A gigante árvore de Natal bem no meio da sala.

As pessoas usando gorro vermelho e organizando o que pareciam ser os resquícios de uma festa.

Ou talvez o começo dela.

"Desculpe por isso, você sabe, temos muito trabalho por aqui nessa época do ano..."

"Temos? Você trabalha pro Natal?"

Will engole em seco e logo desvia sua atenção para alguma coisa do outro lado:

"Ah! Olha só! Você vai adorar isso, tenho certeza."

E sai quase que dançando para longe. Nico o segue.

O que encontra perto da bancada à direita é uma mesinha de centro com umas cartas e bonequinhos espalhados em cima.

Ah não. Nico adora jogos de cartas e miniaturas.

"Se chama Mythomagic. É algo próximo de Dungeons & Dragons só que muito melhor! Tá vendo essas miniaturas? São dos deuses gregos. O jogo todo é baseado na mitologia grega..."

Will continua falando como se contasse da obra-prima de sua vida, o que é bem charmoso, na verdade.

Nico distrai-se um pouco e vê uma carta toda escura com detalhes em prata no centro da mesa.

É a carta de Hades, Deus do mundo inferior. Nico a pega entre os dedos.

"Ah! Essa é uma das minhas preferidas. Se você for ver ali no canto, tem uma pontuação, é o quanto o ataque deve vale."

Nico assente, quieto mas por dentro extremamente empolgado com o jogo.

"E então? Quer conhecer o resto do escritório?"

Nico olha para Will quase que com lágrimas nos olhos.

"... ou você quer jogar uma partida?"

E de repente aquelas íris negras brilhavam como as de uma criança.

"Ok!" Will riu, acomodando-se no chão. "Então vamos lá, semideus."
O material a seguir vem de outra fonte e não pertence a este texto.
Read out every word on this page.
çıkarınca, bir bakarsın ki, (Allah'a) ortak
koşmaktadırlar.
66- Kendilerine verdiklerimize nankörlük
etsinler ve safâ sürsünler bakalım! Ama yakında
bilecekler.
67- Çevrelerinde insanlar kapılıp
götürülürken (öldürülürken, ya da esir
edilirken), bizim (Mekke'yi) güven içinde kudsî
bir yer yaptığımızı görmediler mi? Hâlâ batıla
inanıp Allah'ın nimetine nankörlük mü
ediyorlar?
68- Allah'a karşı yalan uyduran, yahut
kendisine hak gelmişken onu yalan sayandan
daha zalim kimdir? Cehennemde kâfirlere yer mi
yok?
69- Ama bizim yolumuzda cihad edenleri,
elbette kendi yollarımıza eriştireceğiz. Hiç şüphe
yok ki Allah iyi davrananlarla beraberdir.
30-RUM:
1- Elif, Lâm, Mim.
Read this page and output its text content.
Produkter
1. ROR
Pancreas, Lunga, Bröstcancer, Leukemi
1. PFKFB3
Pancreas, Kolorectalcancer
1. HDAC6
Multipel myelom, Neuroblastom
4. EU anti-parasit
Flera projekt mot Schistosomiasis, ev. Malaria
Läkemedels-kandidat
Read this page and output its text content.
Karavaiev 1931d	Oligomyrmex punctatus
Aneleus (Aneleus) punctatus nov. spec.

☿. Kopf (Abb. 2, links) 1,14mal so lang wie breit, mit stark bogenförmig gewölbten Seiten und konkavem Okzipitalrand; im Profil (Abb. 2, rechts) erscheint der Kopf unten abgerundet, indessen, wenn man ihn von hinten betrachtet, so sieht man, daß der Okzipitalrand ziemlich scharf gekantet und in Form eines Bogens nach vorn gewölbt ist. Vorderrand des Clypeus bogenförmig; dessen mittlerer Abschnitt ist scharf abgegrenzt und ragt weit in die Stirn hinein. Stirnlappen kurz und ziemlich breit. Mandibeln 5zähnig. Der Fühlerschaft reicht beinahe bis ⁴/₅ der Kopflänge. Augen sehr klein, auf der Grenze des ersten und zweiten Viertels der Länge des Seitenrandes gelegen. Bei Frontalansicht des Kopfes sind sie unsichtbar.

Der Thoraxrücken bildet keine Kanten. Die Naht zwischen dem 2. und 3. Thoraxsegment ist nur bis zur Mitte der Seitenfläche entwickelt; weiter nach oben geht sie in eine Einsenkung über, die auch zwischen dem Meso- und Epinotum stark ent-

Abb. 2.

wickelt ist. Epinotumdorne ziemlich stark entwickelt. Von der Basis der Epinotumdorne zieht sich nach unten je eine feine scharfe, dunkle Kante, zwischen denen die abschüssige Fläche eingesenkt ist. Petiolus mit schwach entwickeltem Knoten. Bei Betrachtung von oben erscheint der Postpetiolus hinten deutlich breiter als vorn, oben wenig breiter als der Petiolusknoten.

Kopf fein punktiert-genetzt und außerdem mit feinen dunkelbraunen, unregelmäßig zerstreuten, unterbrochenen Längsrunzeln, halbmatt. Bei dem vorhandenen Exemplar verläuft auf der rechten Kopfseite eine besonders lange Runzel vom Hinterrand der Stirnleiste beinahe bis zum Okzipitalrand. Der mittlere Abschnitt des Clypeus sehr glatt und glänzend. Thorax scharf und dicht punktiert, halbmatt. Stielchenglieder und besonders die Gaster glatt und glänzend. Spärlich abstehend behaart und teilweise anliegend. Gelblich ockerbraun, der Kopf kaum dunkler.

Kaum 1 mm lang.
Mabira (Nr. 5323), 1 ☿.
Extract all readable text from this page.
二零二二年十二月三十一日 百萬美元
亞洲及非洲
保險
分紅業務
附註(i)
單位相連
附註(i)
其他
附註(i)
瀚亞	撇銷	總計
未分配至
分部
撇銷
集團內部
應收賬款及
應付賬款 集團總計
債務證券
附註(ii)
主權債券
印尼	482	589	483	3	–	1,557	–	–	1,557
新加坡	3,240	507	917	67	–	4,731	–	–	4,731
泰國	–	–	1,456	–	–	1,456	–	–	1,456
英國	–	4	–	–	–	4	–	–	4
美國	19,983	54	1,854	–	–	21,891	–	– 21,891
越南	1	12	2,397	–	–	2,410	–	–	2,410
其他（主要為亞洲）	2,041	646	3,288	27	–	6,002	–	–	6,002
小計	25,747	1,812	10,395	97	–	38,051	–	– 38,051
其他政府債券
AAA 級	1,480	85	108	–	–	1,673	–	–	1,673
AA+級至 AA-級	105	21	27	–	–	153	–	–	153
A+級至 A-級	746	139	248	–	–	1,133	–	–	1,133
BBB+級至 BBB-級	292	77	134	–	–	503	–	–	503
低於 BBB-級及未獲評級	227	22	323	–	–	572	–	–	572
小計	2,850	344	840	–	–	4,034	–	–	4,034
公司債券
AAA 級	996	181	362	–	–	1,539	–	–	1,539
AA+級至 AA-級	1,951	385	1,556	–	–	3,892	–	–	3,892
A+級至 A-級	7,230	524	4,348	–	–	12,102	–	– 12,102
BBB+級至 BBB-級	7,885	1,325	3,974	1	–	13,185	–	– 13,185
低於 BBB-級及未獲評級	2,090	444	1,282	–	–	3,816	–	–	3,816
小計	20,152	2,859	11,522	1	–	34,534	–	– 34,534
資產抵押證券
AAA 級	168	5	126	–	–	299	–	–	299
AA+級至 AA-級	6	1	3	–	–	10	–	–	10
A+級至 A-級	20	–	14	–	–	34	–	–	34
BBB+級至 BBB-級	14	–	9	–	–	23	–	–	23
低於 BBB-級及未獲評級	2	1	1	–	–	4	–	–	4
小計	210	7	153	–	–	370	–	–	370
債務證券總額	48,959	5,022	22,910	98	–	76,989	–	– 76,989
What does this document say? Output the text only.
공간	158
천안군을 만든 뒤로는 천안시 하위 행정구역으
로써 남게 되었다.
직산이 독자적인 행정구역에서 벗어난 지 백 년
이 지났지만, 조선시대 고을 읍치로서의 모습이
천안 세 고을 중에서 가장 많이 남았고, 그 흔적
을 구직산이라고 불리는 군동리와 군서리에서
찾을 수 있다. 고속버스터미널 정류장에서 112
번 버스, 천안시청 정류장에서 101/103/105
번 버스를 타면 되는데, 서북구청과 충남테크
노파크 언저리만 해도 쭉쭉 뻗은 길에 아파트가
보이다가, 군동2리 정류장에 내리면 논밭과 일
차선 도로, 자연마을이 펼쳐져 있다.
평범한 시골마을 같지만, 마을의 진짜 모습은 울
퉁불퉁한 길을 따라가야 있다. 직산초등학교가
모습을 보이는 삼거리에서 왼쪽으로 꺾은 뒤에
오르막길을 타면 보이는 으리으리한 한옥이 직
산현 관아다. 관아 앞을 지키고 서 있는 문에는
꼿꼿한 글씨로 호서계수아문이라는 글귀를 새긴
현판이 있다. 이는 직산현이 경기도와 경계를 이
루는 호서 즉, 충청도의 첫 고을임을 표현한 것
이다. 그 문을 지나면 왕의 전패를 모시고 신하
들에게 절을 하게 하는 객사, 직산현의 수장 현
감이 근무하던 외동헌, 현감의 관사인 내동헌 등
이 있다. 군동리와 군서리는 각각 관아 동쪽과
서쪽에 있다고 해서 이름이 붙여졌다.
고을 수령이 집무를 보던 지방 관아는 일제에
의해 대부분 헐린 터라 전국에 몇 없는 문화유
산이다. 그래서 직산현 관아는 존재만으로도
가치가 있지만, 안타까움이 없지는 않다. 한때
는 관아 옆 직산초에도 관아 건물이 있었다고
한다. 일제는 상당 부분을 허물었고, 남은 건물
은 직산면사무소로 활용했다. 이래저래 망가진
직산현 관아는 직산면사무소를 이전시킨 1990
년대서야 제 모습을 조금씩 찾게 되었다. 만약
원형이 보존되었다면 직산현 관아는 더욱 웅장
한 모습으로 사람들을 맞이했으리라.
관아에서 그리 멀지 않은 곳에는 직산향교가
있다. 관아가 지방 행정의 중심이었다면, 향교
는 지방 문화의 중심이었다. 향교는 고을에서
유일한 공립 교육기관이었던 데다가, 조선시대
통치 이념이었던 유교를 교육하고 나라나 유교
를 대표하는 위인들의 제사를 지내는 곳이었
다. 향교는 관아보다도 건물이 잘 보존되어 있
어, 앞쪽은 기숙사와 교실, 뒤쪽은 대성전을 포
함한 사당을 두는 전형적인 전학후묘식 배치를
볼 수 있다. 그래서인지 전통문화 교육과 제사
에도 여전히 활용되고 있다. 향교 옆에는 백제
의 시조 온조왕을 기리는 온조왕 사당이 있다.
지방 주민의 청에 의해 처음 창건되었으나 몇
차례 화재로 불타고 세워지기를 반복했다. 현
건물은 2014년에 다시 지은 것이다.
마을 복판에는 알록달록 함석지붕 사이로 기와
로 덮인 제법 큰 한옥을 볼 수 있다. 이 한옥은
Eles jogam e jogam e jogam e parece que o tempo não passa. Nico descobre que Atena é muito forte e melhor que Poseidon. Parece que a carta favorita de Will é Apolo por causa do Sol. Hera parece malvada na miniatura, então Nico prefere não pegá-la. E claro, tem Dionísio, cujo ataque é fraco, mas tem os poderes mais fofos do mundo.

Nico está apaixonado pelo jogo. Tão apaixonado que toma um susto quando percebe que está ali para matar alguém.

"Ah meu Deus, Will! Esquecemos completamente nosso objetivo de falar com o Natal!"

Will sorri meio determinado e meio tristonho.

"Acho que está na hora de parar de jogar."

Ele se levanta e estende a mão para Nico, que aceita a ajuda. Caminham em direção à grande árvore, o que não faz sentido até que Will segura num enfeite de natal e abre uma porta muito bem escondida na base dela.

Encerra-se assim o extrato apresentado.